Fixes the issue for me, thanks!

Tested-by: Fabian Ebner <f.ebner@proxmox.com>
Re: [PATCH] acpi: Bodge acpi_index migration
Posted by Marc-André Lureau 2 years, 1 month ago
Good work! :)

Reviewed-by: Marc-André Lureau <marcandre.lureau@redhat.com>

On Tue, Apr 5, 2022 at 11:07 PM Dr. David Alan Gilbert (git) <
dgilbert@redhat.com> wrote:

>

-- 
Marc-André Lureau
Re: [PATCH] acpi: Bodge acpi_index migration
Posted by Michael S. Tsirkin 2 years, 1 month ago
On Tue, Apr 05, 2022 at 08:06:58PM +0100, Dr. David Alan Gilbert (git) wrote:

The patch is fine but pls repost as text not as
application/octet-stream.

Thanks!

-- 
MST
Re: [PATCH] acpi: Bodge acpi_index migration
Posted by Dr. David Alan Gilbert 2 years, 1 month ago
* Michael S. Tsirkin (mst@redhat.com) wrote:
> On Tue, Apr 05, 2022 at 08:06:58PM +0100, Dr. David Alan Gilbert (git) wrote:
> 
> The patch is fine but pls repost as text not as
> application/octet-stream.

I've just reposted it with a fudged header that should be fine.
( 20220406083531.10217-1-dgilbert@redhat.com )

Dave

> Thanks!
> 
> -- 
> MST
> 
-- 
Dr. David Alan Gilbert / dgilbert@redhat.com / Manchester, UK
Re: [PATCH] acpi: Bodge acpi_index migration
Posted by Dr. David Alan Gilbert 2 years, 1 month ago
* Michael S. Tsirkin (mst@redhat.com) wrote:
> On Tue, Apr 05, 2022 at 08:06:58PM +0100, Dr. David Alan Gilbert (git) wrote:
> 
> The patch is fine but pls repost as text not as
> application/octet-stream.

Let me try and figure out how; this is the same git send-email
I've used for years; it's our corporate mail setup that's screwing the
header up.

Dave

> Thanks!
> 
> -- 
> MST
> 
-- 
Dr.

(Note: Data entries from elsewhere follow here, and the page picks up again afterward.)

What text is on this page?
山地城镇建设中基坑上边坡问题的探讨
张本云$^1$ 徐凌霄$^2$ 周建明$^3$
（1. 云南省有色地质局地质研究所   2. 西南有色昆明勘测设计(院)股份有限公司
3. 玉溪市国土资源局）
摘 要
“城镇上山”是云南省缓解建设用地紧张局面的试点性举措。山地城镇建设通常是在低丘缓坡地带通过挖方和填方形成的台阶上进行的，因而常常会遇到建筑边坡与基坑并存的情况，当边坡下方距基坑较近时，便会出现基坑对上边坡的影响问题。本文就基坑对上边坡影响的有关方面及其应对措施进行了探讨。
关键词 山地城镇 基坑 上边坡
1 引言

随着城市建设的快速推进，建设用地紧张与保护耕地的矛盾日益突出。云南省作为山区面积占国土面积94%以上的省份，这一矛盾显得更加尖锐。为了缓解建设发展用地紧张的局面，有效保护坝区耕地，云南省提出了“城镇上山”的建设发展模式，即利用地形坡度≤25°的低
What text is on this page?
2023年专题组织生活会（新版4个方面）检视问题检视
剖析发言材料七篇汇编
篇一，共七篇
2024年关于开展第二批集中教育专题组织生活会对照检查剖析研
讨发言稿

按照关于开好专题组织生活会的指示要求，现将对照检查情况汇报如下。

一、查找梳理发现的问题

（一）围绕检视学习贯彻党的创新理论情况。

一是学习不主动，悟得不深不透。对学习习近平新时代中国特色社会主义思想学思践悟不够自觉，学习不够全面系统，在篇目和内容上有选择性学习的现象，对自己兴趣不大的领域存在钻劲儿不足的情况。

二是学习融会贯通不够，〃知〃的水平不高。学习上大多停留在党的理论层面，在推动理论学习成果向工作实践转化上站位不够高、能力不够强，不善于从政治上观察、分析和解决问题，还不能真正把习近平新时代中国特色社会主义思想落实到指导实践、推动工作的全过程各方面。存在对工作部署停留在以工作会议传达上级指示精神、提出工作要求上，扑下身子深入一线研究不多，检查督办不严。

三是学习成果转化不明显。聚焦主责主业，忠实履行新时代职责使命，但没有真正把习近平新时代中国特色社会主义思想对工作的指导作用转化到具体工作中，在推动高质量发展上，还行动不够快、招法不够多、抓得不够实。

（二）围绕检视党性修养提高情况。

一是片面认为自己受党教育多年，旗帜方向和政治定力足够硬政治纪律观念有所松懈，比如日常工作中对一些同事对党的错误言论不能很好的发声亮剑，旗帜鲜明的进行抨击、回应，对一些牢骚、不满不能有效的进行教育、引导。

David Alan Gilbert / dgilbert@redhat.com / Manchester, UK
Re: [PATCH] acpi: Bodge acpi_index migration
Posted by Alex Williamson 2 years, 1 month ago
On Tue,  5 Apr 2022 20:06:58 +0100
"Dr. David Alan Gilbert (git)" <dgilbert@redhat.com> wrote:

> From: "Dr. David Alan Gilbert" <dgilbert@redhat.com>
> 
> The 'acpi_index' field is a statically configured field, which for
> some reason is migrated; this never makes much sense because it's
> command line static.
> 
> However, on piix4 it's conditional, and the condition/test function
> ends up having the wrong pointer passed to it (it gets a PIIX4PMState
> not the AcpiPciHpState it was expecting, because VMSTATE_PCI_HOTPLUG
> is a macro and not another struct).  This means the field is randomly
> loaded/saved based on a random pointer.  In 6.x this random pointer
> randomly seems to get 0 for everyone (!); in 7.0rc it's getting junk
> and trying to load a field that the source didn't send.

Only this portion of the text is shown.